This past Sunday I got baptized for the first time.
During a Bible study series several months ago, I came across a reminder that baptism was a step of obedience. I had buried this fact very far back in my mind when I had started to accept that I would never be worthy. I had been waiting for the day that my desire to live righteously was greater than my proclivity to sin, and tried as I might to overcome my sin nature, I never could seem to measure up. I think of Paul describing his struggle with his own sin nature:
For I know that nothing good dwells in me, that is, in my flesh; for the willing is present in me, but the doing of the good is not. For the good that I want, I do not do, but I practice the very evil that I do not want. But if I am doing the very thing I do not want, I am no longer the one doing it, but sin which dwells in me. I find then the principle that evil is present in me, the one who wants to do good. For I joyfully concur with the law of God in the inner man, but I see a different law in the members of my body, waging war against the law of my mind and making me a prisoner of the law of sin which is in my members. -Romans 7: 18-23
How might I approach God in such a grand state of imperfection? Looking back on the past several years, I think I almost looked at baptism backwards - as though I had to die to myself before being baptized, when in fact, baptism was the very moment to declare that death to self.
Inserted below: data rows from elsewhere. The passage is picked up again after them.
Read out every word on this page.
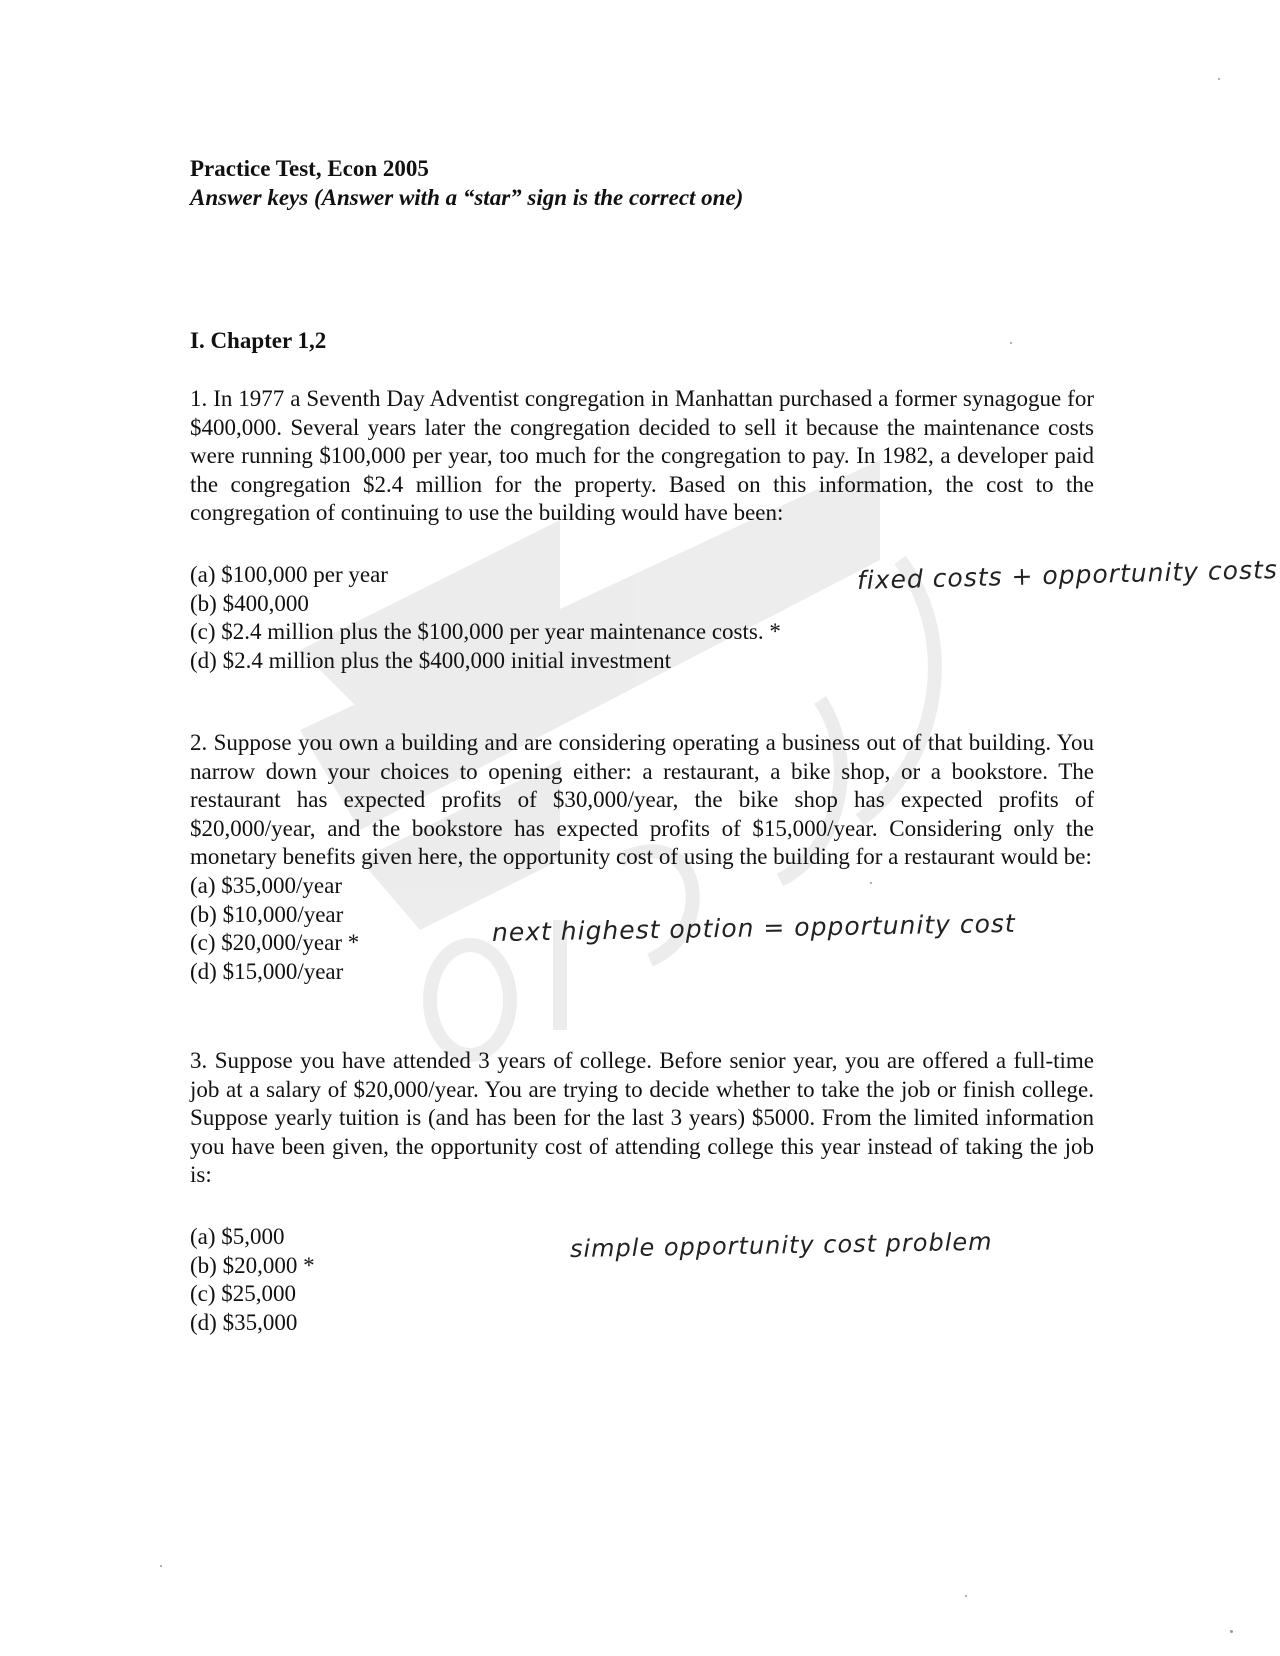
Practice Test, Econ 2005

Answer keys (Answer with a “star” sign is the correct one)

I. Chapter 1,2

1. In 1977 a Seventh Day Adventist congregation in Manhattan purchased a former synagogue for $400,000. Several years later the congregation decided to sell it because the maintenance costs were running $100,000 per year, too much for the congregation to pay. In 1982, a developer paid the congregation $2.4 million for the property. Based on this information, the cost to the congregation of continuing to use the building would have been:

(a) $100,000 per year
(b) $400,000
(c) $2.4 million plus the $100,000 per year maintenance costs. *
(d) $2.4 million plus the $400,000 initial investment

2. Suppose you own a building and are considering operating a business out of that building. You narrow down your choices to opening either: a restaurant, a bike shop, or a bookstore. The restaurant has expected profits of $30,000/year, the bike shop has expected profits of $20,000/year, and the bookstore has expected profits of $15,000/year. Considering only the monetary benefits given here, the opportunity cost of using the building for a restaurant would be:

(a) $35,000/year
(b) $10,000/year
(c) $20,000/year *
(d) $15,000/year

3. Suppose you have attended 3 years of college. Before senior year, you are offered a full-time job at a salary of $20,000/year. You are trying to decide whether to take the job or finish college. Suppose yearly tuition is (and has been for the last 3 years) $5000. From the limited information you have been given, the opportunity cost of attending college this year instead of taking the job is:

(a) $5,000
(b) $20,000 *
(c) $25,000
(d) $35,000
fixed costs + opportunity costs
next highest option = opportunity cost
simple opportunity cost problem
Death to self - what a concept. It was another reason why I was hesitant to approach baptism. A part of me was ready to do that and another part of me wondered what that meant giving up. I gave that some thought and considered what it was that I seemed to want to hold on to. Those things were sand in my hand, slipping through my fingers, and not worth holding onto. I was starting to believe that I wanted this, but there was still the worthiness problem.
I never did solve the worthiness problem, and yet, yesterday at the age of 27, I was baptized. Alas, the worthiness problem does not exist. In the last couple of years, and especially in the last several months, God revealed to me that He was not waiting for my perfection, just my heart and my obedience. Time and time again, God uses and rewards imperfect people who demonstrate a heart for God and the choice to obey Him.
Just as you might observe an image without comprehending it at first, I did not register this revelation for sometime. When it finally occurred to me, I knew that I was ready to be baptized.
As I sat through service anxiously awaiting my baptism, the teaching pastor spoke as if directly to me. “This is just the beginning,” he said. Baptism was not the mark of a completed journey in Christian faith - the end game. Baptism was not the magic step of obedience that would perfect me. I would come up out of the water much like I had gone in, having made my desire to follow Jesus known. Life would go on with much of the same struggles, perhaps intensified by this public declaration. This was just the beginning of a walk in a newness of life.
I listened intently, and when my time came, I stepped into the water ready for all that it meant. I was glad to be baptized by my pastor and friend, Kevin. The timing was particularly special since it lined up with Father’s Day. I knew that both my heavenly father and my earthly father were pleased.